Several owners from the beauty industry affected

HAIRDRESSERS and spa owners said the new Covid-19 restrictions will put an additional strain on their businesses once again as they are faced with a second lockdown on their trade.

The Express spoke to a several owners from the beauty industry who have been affected by the restrictions, which is currently in effect until May 23.

Nadia Mohammed, owner of Nadia’s Unisex Salon in Trincity Mall, said the decision made by the Government was a bit rushed as salons and spas have invested a great deal of money in products for Mother’s Day.

“I’ve already paid for advertisements in the print and radio media to advertise promotions and gift certificate for Mother’s Day. I don’t understand why the emphasis is so hard on salons and spas, when so far we have not heard of anyone contracting the deadly virus in these spaces. The hairdressers who are in malls pay exorbitant rent, so who is paying our rent when we are close for three weeks,” Mohammed lamented.

Kerry Mohammed, owner of KOR Salon and Spa at Gaston Court, Lange Park, Chaguanas, shared the same sentiments as Mohammed that there has been no record of Covid cases coming from beauty dispensaries or spas.

“All aestheticians and cosmetologists have been trained to deal with, not only virus, but bacteria that may be present in salons as they are dealing with patients on a daily basis. Sanitisation is the first chapter of the cosmetology protocols ensuring a safe environment for beauticians and their customers.”

Mohammed said many salons and spas specifically, and small business owners generally, are facing financial and survival issues with daily overhead expenses, assistants depending on a daily/weekly income that needs to be met.

Across at Bally’s hair salon in Woodbrook, owner Ashvin Bally said while he was not totally surprised by the move, it was sudden.

“This is going to be tough on my staff of eight as some are single parents and not getting an income for three weeks is going to be difficult. What the Government should look at doing is have the Trinidad and Tobago Defence Force and special reserve officers come out and try to manage the number of persons on the streets until the numbers decrease, therefore some businesses would not always have to feel the brunt,” Bally said.

And, Dominique McDeigan, owner of Youniquespot in Woodbrook, said while it would be hard for her, as this is a second lockdown being experienced, she agrees with the Government 100 per cent, as the numbers are overly high and need to be brought back to manageable level.

“Even though most salons operate by appointments only, we still have to remember health and well-being of all our customers,” McDeigan said.

Hard on all

Antoinette Maund, owner of Oor Jou Spa Wellness at Victoria Square, Port of Spain, said she fully supports the move by the Government at this time and everyone just has to adhere to the regulations in order to see a turnaround quickly.

“This second lockdown is going to be hard on all businesses, but we have to rally through as this is a pandemic and we have to pray and hope there is no further extension of the restrictions, because that will be devastating,” Maund added.

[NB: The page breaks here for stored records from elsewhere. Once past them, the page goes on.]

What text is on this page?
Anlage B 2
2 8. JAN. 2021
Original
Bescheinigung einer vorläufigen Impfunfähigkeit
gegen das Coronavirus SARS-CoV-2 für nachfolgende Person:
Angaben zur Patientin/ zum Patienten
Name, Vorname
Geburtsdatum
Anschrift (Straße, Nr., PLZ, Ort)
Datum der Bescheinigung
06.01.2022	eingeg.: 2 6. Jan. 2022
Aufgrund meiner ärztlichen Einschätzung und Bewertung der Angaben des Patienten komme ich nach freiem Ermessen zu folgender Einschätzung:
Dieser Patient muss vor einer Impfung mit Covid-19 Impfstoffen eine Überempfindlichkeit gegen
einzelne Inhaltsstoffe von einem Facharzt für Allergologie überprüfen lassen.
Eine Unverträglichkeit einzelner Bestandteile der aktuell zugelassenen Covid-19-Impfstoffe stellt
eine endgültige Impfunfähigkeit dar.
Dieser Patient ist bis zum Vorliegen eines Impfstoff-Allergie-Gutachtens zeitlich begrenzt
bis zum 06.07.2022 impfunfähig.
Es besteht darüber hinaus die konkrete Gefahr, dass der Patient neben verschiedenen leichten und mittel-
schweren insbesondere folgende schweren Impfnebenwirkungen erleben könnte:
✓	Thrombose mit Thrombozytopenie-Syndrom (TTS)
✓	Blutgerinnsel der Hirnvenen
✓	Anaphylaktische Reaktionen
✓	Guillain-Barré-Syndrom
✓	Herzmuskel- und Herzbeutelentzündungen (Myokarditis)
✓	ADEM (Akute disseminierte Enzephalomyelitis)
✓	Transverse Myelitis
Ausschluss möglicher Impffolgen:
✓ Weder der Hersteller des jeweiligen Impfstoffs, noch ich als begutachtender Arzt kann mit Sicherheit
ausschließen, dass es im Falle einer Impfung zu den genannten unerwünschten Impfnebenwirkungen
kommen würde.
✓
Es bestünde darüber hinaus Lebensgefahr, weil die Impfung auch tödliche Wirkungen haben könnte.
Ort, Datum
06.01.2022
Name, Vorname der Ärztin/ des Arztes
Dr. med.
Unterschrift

Owner of L’mage Parfaite Spa located on Park Street, Port of Spain, Roxanne Hepburn, said even though the Government indicated that it did not have the money to help businesses like last year, any kind of financial help will be greatly appreciated.

“Even though we are closed for the three weeks all the bills still have to be paid. I’m urging people to be responsible so that the numbers can decrease, because when numbers go up businesses are affected,” Hepburn said.

Supermarkets no rush

Supermarkets Association president Rajiv Diptee says there was no mad rush at the country’s supermarkets yesterday, as was experienced on Thursday following the introduction of a raft of stricter Covid-19 public health regulations by Prime Minister Dr Keith Rowley.

Diptee said he got no calls from any of his members that police had to be called in to control the crowds.

He said on Thursday evening the association had to issue a notice telling customers not flock to supermarkets as they were remaining open until their normal closing times.

He noted that the Trinidad and Tobago Police Service (TTPS) will be out in full force to manage the weekend crowds at groceries and supermarkets.

Diptee added the TTPS will work closely with SATT to address any issue of clusters at supermarkets generally, including gatherings that may be deemed high-risk where transmission of the virus is concerned.